Brother St. Hilaire was thrashing around in the water in the bottom of the rowboat. “Paul,” he moaned, “I've been trepanned with my own oar.”
“Lie still, Brother. I must administer extreme unction.”
“We will omit that exercise. Scull us to shore with the other oar or we'll both need last rites. We're sinking, Paul.”
“The other oar fell overboard in the fray. Oh, Brother, here is the wage of our sin. We must compose ourselves. The end is nigh.”
“Bullshit. Use your hands. Here, like this.”
Brother St. Hilaire took one hand away from his gushing pate and swiped at the lake. Brother Paul promptly slumped over onto his seat.
“Oh, shit,” Brother St. Hilaire said. He sounded more exasperated than alarmed. Reaching under his bloody cassock he withdrew a bottle and took a long pull.
Meanwhile my father and I paddled fast toward the foundering rowboat. A minute later we had attached a rope to the bow and were towing the monks to shore. Brother St. Hilaire's head had nearly stopped bleeding; apparently he had sustained the kind of superficial scalp wound that bleeds profusely but isn't serious.
“Wake up, Paul,” he said, splashing water into Brother Paul's face. “The Holy Ghost has plucked us from a watery grave. The trouble with Paul, my children, is that he has no faith in the Holy Ghost. Tell me, did you see Him? I'm famished by curiosity. Is He hitched onto the other two like Siamese triplets?”
While we emptied out the rowboat and revived Brother Paul, Brother St. Hilaire talked incessantly. He was the only man I had ever met who talked more than my father. He was highly intrigued by our canoe. He told us that he had written a chapter on the history of birch canoes in his definitive history of the Catholicizing of French Canada. He described how he had been relegated to one obscure monastery after another as punishment for writing the true sordid chronicle of Jesuit fanaticism in Quebec, which had been subsequently distinguished by being listed on the
Index Librorum Prohibitorum.
“Contain yourself, Brother,” cried Brother Paul as we towed them back across the bay toward the monastery. “Your history is a satanic and pernicious document. He lampoons the Holy Fathers mercilessly, my sons.”

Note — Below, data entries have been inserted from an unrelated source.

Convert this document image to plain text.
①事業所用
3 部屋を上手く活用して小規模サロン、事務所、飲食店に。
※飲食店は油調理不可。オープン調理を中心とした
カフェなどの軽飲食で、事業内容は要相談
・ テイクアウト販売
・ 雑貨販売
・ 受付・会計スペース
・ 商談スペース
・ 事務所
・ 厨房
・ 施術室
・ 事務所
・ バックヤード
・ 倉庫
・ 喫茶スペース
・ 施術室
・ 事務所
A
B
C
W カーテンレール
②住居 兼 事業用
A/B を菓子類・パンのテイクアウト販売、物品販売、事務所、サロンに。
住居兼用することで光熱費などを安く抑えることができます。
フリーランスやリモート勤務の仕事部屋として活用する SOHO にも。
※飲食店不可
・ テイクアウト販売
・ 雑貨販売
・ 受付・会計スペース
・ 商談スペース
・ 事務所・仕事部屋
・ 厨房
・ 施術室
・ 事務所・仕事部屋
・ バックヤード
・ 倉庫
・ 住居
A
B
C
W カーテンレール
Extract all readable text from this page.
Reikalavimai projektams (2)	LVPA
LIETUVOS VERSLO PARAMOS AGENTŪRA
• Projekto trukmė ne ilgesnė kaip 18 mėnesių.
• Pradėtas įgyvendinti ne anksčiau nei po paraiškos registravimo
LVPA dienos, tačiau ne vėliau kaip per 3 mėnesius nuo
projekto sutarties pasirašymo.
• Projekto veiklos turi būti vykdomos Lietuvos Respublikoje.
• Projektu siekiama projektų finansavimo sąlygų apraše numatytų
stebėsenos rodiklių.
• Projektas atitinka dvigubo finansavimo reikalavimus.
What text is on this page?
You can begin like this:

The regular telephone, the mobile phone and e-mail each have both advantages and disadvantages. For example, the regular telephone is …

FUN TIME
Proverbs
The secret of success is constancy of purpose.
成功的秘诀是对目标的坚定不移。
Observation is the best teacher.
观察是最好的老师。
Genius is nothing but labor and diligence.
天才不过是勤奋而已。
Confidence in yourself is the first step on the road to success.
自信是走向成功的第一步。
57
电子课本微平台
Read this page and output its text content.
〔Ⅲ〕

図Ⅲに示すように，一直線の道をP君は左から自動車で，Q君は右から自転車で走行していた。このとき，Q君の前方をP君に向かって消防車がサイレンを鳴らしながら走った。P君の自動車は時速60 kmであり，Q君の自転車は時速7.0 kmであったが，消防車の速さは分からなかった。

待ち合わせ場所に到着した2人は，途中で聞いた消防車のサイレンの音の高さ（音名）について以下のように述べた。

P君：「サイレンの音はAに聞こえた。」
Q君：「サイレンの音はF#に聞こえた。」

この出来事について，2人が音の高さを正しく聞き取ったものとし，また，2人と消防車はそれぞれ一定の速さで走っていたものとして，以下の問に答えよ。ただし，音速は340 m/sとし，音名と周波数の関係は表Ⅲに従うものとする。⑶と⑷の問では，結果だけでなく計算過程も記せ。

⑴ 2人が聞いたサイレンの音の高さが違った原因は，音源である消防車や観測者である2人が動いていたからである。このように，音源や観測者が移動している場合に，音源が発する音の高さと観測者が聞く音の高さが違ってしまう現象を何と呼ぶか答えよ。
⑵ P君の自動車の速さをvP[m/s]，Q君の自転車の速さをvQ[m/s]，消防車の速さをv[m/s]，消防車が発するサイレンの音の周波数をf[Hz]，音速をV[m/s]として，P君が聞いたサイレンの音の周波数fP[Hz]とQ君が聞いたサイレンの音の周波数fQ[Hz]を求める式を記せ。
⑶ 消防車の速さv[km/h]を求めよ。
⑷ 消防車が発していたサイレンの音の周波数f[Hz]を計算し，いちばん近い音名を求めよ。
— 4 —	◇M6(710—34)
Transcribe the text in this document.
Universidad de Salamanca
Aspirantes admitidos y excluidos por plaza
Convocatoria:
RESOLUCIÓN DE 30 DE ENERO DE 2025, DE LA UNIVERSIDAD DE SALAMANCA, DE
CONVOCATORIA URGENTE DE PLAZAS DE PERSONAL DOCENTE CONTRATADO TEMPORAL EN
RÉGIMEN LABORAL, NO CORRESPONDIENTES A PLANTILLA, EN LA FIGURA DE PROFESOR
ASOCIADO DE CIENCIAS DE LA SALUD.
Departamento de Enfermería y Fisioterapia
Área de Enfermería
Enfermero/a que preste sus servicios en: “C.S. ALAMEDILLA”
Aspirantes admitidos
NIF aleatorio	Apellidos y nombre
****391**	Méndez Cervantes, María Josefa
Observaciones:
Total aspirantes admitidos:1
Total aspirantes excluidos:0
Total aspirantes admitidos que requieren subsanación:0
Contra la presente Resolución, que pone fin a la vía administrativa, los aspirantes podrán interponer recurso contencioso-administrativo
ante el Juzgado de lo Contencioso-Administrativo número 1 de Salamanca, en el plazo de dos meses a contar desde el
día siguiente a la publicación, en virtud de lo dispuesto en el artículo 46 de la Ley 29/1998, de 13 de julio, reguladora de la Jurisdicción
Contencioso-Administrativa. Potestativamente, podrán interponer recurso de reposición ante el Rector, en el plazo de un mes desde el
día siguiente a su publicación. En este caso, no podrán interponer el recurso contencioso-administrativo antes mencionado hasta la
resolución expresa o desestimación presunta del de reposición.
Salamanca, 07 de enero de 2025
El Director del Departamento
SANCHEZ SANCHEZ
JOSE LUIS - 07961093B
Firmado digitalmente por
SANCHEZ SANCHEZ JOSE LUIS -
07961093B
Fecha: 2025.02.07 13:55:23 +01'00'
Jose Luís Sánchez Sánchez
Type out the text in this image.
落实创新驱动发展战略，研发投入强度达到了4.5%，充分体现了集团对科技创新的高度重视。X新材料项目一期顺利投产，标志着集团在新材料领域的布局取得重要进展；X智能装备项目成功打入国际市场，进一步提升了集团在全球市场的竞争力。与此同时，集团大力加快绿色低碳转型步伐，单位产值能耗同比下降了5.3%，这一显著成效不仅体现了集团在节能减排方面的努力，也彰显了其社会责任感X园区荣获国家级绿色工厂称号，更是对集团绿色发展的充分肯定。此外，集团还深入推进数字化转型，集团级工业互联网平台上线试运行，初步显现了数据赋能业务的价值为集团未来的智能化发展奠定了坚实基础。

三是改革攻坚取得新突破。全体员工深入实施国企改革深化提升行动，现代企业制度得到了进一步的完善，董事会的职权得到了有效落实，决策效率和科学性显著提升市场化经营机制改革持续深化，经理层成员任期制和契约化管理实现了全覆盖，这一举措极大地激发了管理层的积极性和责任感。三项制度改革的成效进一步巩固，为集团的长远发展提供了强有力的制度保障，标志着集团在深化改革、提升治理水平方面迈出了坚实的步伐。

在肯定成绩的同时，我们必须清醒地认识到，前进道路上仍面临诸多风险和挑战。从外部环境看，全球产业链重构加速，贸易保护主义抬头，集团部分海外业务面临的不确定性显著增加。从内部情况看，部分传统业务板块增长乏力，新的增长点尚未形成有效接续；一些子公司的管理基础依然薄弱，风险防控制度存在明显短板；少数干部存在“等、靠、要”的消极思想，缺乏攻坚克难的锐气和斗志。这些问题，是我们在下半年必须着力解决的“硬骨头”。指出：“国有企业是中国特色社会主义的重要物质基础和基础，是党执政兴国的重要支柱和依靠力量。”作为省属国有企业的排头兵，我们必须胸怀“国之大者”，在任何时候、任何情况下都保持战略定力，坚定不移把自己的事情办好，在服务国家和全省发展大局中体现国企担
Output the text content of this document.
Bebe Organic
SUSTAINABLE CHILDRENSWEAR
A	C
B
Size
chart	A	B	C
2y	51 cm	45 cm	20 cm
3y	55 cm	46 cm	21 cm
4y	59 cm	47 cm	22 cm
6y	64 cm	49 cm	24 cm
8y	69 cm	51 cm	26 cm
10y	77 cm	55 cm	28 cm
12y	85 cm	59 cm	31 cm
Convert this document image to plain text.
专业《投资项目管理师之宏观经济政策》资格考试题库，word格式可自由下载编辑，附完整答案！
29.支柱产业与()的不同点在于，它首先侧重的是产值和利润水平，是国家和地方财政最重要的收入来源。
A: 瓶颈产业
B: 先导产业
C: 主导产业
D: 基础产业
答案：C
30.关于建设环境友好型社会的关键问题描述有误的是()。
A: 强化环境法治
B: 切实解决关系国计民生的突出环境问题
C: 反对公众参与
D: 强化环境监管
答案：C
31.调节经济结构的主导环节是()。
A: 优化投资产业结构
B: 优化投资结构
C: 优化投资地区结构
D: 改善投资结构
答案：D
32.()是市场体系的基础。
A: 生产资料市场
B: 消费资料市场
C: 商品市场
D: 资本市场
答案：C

“Does he now?” my father said, beside himself with delight.
“
Hodie Christus natus est,
” sang Brother St. Hilaire. “
Hodie salvatore aperuit.
”
When Brother St. Hilaire paused for a drink my father struck up a rousing rendition of “
En Roulant.” “Derrière chez nous y'a-t'un étang,
” he sang.
Immediately Brother St. Hilaire began to submit the refrain: “
En roulant ma boule.
”
“
Trois beaux canards's'en vont baignant.
”
“
Rouli, roulant MA BOULE.
”
As we approached the shore Brother St. Hilaire had a final drink. He did not appear to be discouraged over losing his shipment of Benedictine. “That warms up
mes boules
all right,” he said. “
Avez-vous deux boules,
Paul?
Non?
”
Brother Paul hurriedly crossed himself.
My father declined Brother St. Hilaire's invitation to tour the monastery. It was midafternoon, and we still had about ten miles to cover. He said we would be back soon for a more leisurely visit.
“If you see Tett before I do tell him we'll be down in a week or so,” Brother St. Hilaire said. “Even now the Holy Ghost and I have another batch working.”